Paper detail

On the finite-dimensional marginals of shift-invariant measures

Let $Σ$ be a finite alphabet, $Ω=Σ^{\mathbb{Z}^{d}}$ equipped with the shift action, and $\mathcal{I}$ the simplex of shift-invariant measures on $Ω$. We study the relation between the restriction $\mathcal{I}_n$ of $\mathcal{I}$ to the finite cubes $\{-n,...,n\}^d\subset\mathbb{Z}^d$, and the polytope of "locally invariant" measures $\mathcal{I}_n^{loc}$. We are especially interested in the geometry of the convex set $\mathcal{I}_n$ which turns out to be strikingly different when $d=1$ and when $d\geq 2$. A major role is played by shifts of finite type which are naturally identified with faces of $\mathcal{I}_n$, and uniquely ergodic shifts of finite type, whose unique invariant measure gives rise to extreme points of $\mathcal{I}_n$, although in dimension $d\geq 2$ there are also extreme points which arise in other ways.

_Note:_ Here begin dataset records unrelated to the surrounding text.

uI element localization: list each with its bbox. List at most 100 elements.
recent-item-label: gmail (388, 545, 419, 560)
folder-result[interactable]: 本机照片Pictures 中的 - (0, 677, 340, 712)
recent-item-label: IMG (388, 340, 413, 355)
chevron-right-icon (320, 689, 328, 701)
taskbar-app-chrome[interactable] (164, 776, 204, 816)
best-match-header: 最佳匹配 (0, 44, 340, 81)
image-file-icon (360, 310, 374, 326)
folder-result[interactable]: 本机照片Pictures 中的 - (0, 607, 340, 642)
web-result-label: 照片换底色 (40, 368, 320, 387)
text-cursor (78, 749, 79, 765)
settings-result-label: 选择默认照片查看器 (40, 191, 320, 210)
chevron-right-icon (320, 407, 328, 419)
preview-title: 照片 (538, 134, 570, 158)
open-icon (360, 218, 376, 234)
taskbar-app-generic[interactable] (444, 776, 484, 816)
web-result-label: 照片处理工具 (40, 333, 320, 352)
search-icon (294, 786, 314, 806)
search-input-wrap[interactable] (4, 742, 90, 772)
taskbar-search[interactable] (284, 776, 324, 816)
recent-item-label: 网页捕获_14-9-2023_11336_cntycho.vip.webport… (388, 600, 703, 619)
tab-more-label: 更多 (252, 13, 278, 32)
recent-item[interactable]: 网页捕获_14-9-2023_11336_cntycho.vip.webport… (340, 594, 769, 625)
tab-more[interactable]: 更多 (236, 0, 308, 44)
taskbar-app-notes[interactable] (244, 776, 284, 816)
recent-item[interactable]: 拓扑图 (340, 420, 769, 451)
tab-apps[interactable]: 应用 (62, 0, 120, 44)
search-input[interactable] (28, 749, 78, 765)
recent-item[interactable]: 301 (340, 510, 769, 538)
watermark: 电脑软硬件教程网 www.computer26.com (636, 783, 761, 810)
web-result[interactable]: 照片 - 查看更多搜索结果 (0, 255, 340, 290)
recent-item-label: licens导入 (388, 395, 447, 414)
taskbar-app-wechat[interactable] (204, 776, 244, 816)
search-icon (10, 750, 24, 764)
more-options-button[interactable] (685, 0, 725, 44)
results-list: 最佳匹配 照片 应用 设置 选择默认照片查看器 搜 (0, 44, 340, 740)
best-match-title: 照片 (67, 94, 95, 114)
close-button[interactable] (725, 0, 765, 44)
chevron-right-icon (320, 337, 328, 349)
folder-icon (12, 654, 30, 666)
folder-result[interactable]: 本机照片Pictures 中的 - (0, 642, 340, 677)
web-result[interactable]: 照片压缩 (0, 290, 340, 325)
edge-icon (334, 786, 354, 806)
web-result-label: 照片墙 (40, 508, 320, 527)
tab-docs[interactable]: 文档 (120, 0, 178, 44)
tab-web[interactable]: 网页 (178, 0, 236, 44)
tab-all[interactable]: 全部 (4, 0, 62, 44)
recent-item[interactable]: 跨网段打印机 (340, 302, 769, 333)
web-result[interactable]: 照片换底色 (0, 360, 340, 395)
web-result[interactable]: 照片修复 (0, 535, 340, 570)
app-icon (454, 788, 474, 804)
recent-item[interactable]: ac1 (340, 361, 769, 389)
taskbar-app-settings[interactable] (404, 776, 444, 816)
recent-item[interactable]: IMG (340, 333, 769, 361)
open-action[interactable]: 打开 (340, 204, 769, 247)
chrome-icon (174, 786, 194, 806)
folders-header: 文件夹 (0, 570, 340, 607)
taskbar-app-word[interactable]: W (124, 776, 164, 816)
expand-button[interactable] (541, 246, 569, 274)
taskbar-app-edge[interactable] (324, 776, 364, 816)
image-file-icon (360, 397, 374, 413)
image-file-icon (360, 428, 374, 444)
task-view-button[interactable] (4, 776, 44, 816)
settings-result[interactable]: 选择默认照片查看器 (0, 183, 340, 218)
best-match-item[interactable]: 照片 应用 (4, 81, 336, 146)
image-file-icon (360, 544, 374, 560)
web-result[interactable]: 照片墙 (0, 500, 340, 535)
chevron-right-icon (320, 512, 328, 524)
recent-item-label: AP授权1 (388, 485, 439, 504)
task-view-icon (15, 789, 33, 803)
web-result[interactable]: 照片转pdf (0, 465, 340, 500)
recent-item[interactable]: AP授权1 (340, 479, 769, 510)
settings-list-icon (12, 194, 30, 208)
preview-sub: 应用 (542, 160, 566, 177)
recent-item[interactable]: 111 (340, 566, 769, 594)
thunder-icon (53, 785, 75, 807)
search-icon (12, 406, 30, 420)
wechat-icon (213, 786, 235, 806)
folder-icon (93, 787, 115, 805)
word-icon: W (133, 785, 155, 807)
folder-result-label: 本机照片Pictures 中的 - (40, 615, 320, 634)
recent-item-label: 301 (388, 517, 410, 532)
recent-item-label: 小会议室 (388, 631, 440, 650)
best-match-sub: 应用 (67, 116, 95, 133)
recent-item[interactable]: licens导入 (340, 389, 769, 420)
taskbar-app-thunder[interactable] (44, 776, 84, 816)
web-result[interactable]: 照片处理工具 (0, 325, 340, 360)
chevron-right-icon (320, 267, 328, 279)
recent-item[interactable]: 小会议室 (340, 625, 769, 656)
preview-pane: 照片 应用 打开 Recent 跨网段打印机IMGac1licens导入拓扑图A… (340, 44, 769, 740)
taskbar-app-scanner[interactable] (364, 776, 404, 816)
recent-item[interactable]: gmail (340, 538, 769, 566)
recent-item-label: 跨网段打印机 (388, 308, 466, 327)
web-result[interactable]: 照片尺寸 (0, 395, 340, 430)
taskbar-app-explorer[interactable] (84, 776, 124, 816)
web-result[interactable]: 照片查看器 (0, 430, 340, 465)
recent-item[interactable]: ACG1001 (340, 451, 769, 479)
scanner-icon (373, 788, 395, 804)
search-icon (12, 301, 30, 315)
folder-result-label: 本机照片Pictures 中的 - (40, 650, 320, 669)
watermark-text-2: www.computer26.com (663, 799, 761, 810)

We show that $\mathcal{I}_n=\mathcal{I}_n^{loc}$ when $d=1$, but in higher dimension they differ for $n$ large enough. We also show that while in dimension one $\mathcal{I}_n$ are polytopes with rational extreme points, in higher dimensions every computable convex set occurs as a rational image of a face of $\mathcal{I}_n$ for all large enough $n$.